5) Ursachenklärung: Das Kapitel analysiert die anthropogenen und natürlichen Ursachen, die zu einer Beschleunigung der Bodendegradation führen.
6) Maßnahmen zur Einschränkung der Degradationsprozesse: Hier werden internationale Abkommen und technische sowie ökonomische Strategien zum Bodenschutz vorgestellt.
7) Schwierigkeiten und Grenzen bei der Anwendung bodenschützender Aktivitäten: Dieses Kapitel thematisiert die Diskrepanz zwischen politischer Planung und der Realität vor Ort sowie die auftretenden Interessenkonflikte.

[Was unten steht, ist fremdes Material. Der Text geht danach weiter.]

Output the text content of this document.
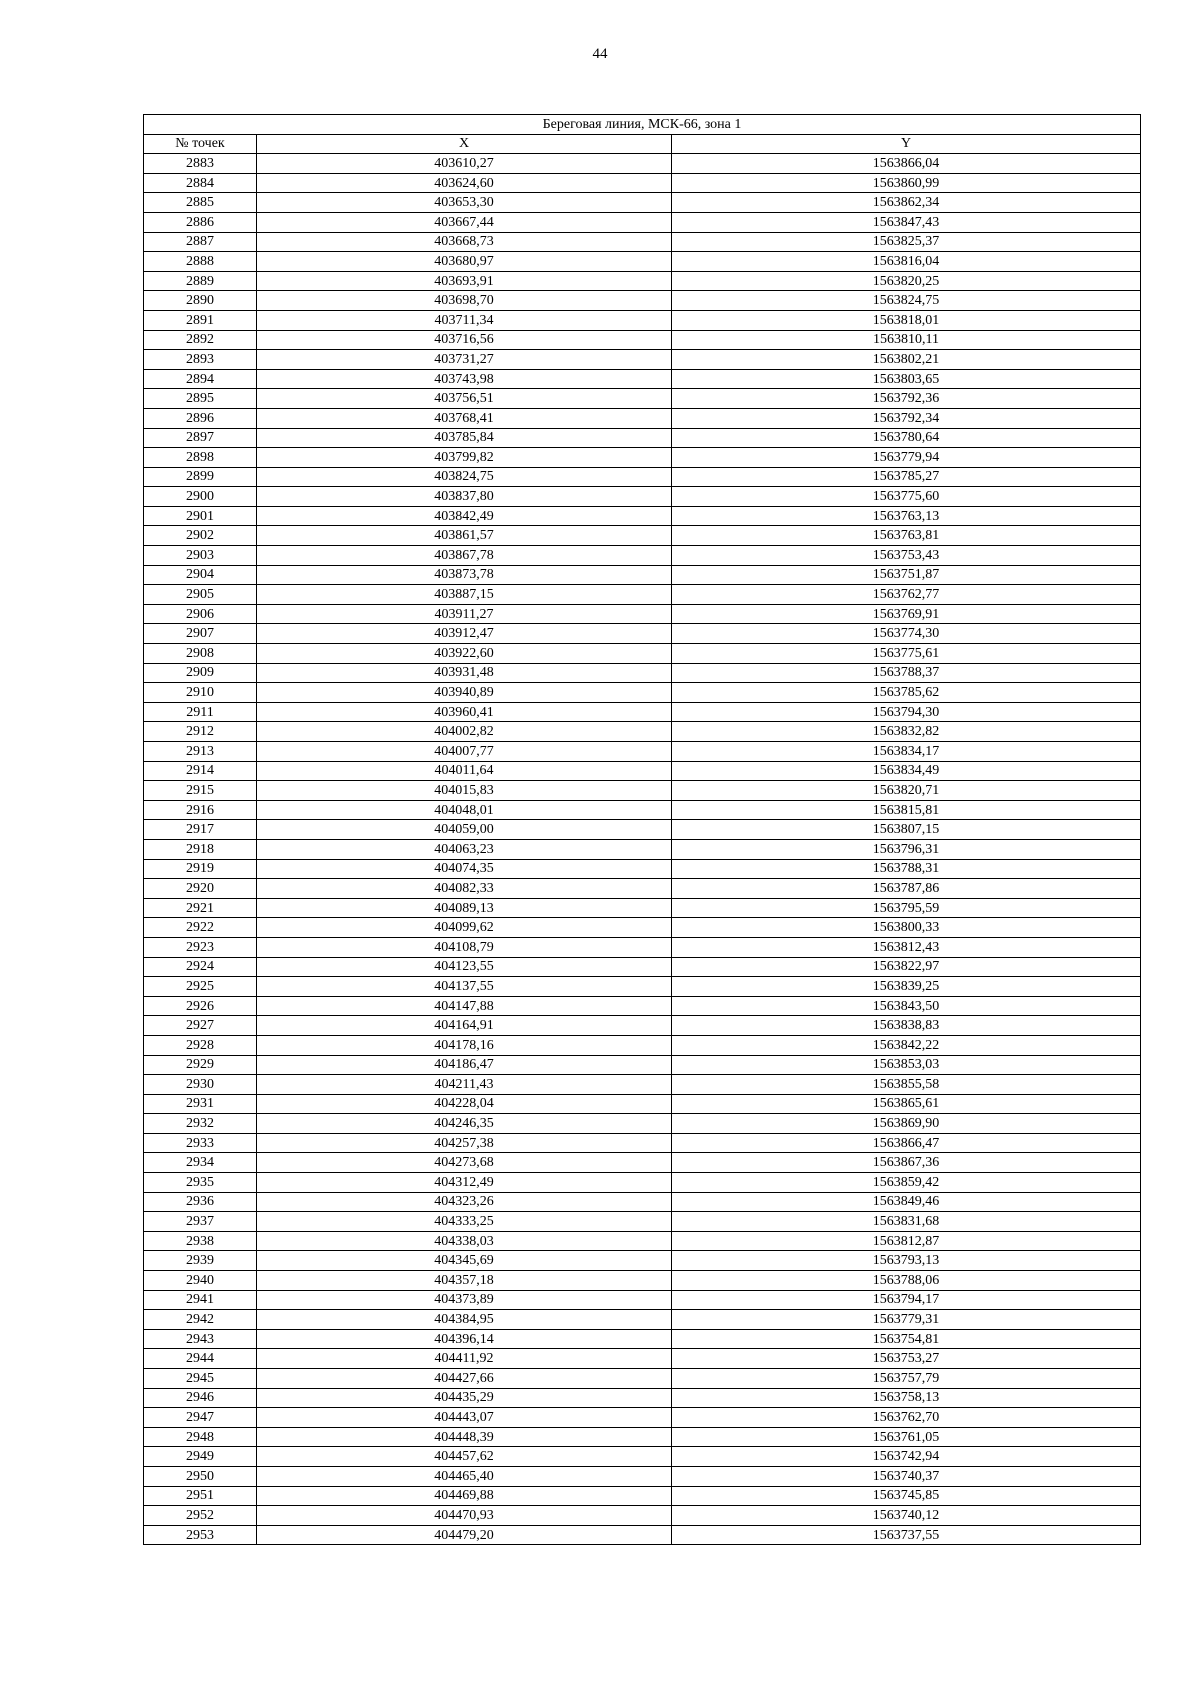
44
Береговая линия, МСК-66, зона 1		
№ точек	X	Y
2883	403610,27	1563866,04
2884	403624,60	1563860,99
2885	403653,30	1563862,34
2886	403667,44	1563847,43
2887	403668,73	1563825,37
2888	403680,97	1563816,04
2889	403693,91	1563820,25
2890	403698,70	1563824,75
2891	403711,34	1563818,01
2892	403716,56	1563810,11
2893	403731,27	1563802,21
2894	403743,98	1563803,65
2895	403756,51	1563792,36
2896	403768,41	1563792,34
2897	403785,84	1563780,64
2898	403799,82	1563779,94
2899	403824,75	1563785,27
2900	403837,80	1563775,60
2901	403842,49	1563763,13
2902	403861,57	1563763,81
2903	403867,78	1563753,43
2904	403873,78	1563751,87
2905	403887,15	1563762,77
2906	403911,27	1563769,91
2907	403912,47	1563774,30
2908	403922,60	1563775,61
2909	403931,48	1563788,37
2910	403940,89	1563785,62
2911	403960,41	1563794,30
2912	404002,82	1563832,82
2913	404007,77	1563834,17
2914	404011,64	1563834,49
2915	404015,83	1563820,71
2916	404048,01	1563815,81
2917	404059,00	1563807,15
2918	404063,23	1563796,31
2919	404074,35	1563788,31
2920	404082,33	1563787,86
2921	404089,13	1563795,59
2922	404099,62	1563800,33
2923	404108,79	1563812,43
2924	404123,55	1563822,97
2925	404137,55	1563839,25
2926	404147,88	1563843,50
2927	404164,91	1563838,83
2928	404178,16	1563842,22
2929	404186,47	1563853,03
2930	404211,43	1563855,58
2931	404228,04	1563865,61
2932	404246,35	1563869,90
2933	404257,38	1563866,47
2934	404273,68	1563867,36
2935	404312,49	1563859,42
2936	404323,26	1563849,46
2937	404333,25	1563831,68
2938	404338,03	1563812,87
2939	404345,69	1563793,13
2940	404357,18	1563788,06
2941	404373,89	1563794,17
2942	404384,95	1563779,31
2943	404396,14	1563754,81
2944	404411,92	1563753,27
2945	404427,66	1563757,79
2946	404435,29	1563758,13
2947	404443,07	1563762,70
2948	404448,39	1563761,05
2949	404457,62	1563742,94
2950	404465,40	1563740,37
2951	404469,88	1563745,85
2952	404470,93	1563740,12
2953	404479,20	1563737,55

8) Ausblick: Der Ausblick betont die Notwendigkeit integrativer Ansätze und einer stärkeren Partizipation der lokalen Bevölkerung für einen langfristig erfolgreichen Bodenschutz.
Schlüsselwörter
Bodendegradation, Mittelmeerraum, Bodenerosion, Wassererosion, Versalzung, Desertifikation, Bodenschutz, Landnutzung, Nachhaltigkeit, Weltkarte der Bodendegradation, Bodentypen, Toposequenz, Anthropogene Einflüsse, Partizipation, Landschaftshaushalt.
Häufig gestellte Fragen
Worum geht es in dieser Arbeit grundsätzlich?
Die Arbeit befasst sich mit dem komplexen Problem der Landdegradation und Bodenerosion im Mittelmeerraum, wobei ökologische, ökonomische und sozio-kulturelle Auswirkungen betrachtet werden.
Was sind die zentralen Themenfelder?
Die zentralen Themen sind die Erosionsanfälligkeit mediterraner Böden, verschiedene Degradationsformen, die historischen und aktuellen Ursachen sowie Lösungsansätze für den Bodenschutz.
Was ist das primäre Ziel oder die Forschungsfrage?
Das primäre Ziel ist es, ein Verständnis für die Degradationserscheinungen zu entwickeln und Wege aufzuzeigen, wie durch integratives Management und Einbindung der lokalen Bevölkerung eine nachhaltige Prävention erreicht werden kann.
Welche wissenschaftliche Methode wird verwendet?
Die Arbeit basiert auf einer Literaturanalyse und der Auswertung bestehender wissenschaftlicher Konzepte sowie internationaler Programme zur Bodenerfassung und Bekämpfung der Landdegradation.
Was wird im Hauptteil behandelt?
Im Hauptteil werden die Bodentypen des Mittelmeerraums, die verschiedenen Erosionsarten, die Ursachen der Bodenschädigung sowie die Möglichkeiten und Grenzen politischer und praktischer Schutzmaßnahmen detailliert analysiert.
Welche Schlüsselwörter charakterisieren die Arbeit?
Wichtige Begriffe sind Bodendegradation, Bodenerosion, Desertifikation, nachhaltige Landnutzung, Bodenschutz und Partizipation der Bevölkerung.
Welche Rolle spielt die Desertifikation in diesem Kontext?
Die Desertifikation wird als ein langwieriger Prozess des Landschaftswandels beschrieben, der eng mit anthropogenen Faktoren und bestimmten Klimazonen korreliert und im Mittelmeerraum eine wachsende Bedrohung darstellt.
Warum sind Bodenschutzprojekte oft schwierig umzusetzen?
Projekte scheitern häufig an Interessenkonflikten, mangelnder Aufklärung der Bevölkerung, kurzfristigen wirtschaftlichen Gewinninteressen und fehlender logistischer Kontinuität bei der Umsetzung.
Was bedeutet der Ansatz von GCES?
Das Programm "Conservation Management Of Water, The Biomass And Soil Fertility" zielt auf eine Wechselbeziehung zwischen staatlicher Unterstützung bei größeren Eingriffen und der Eigenverantwortung der Landbevölkerung bei der Bewirtschaftung ab.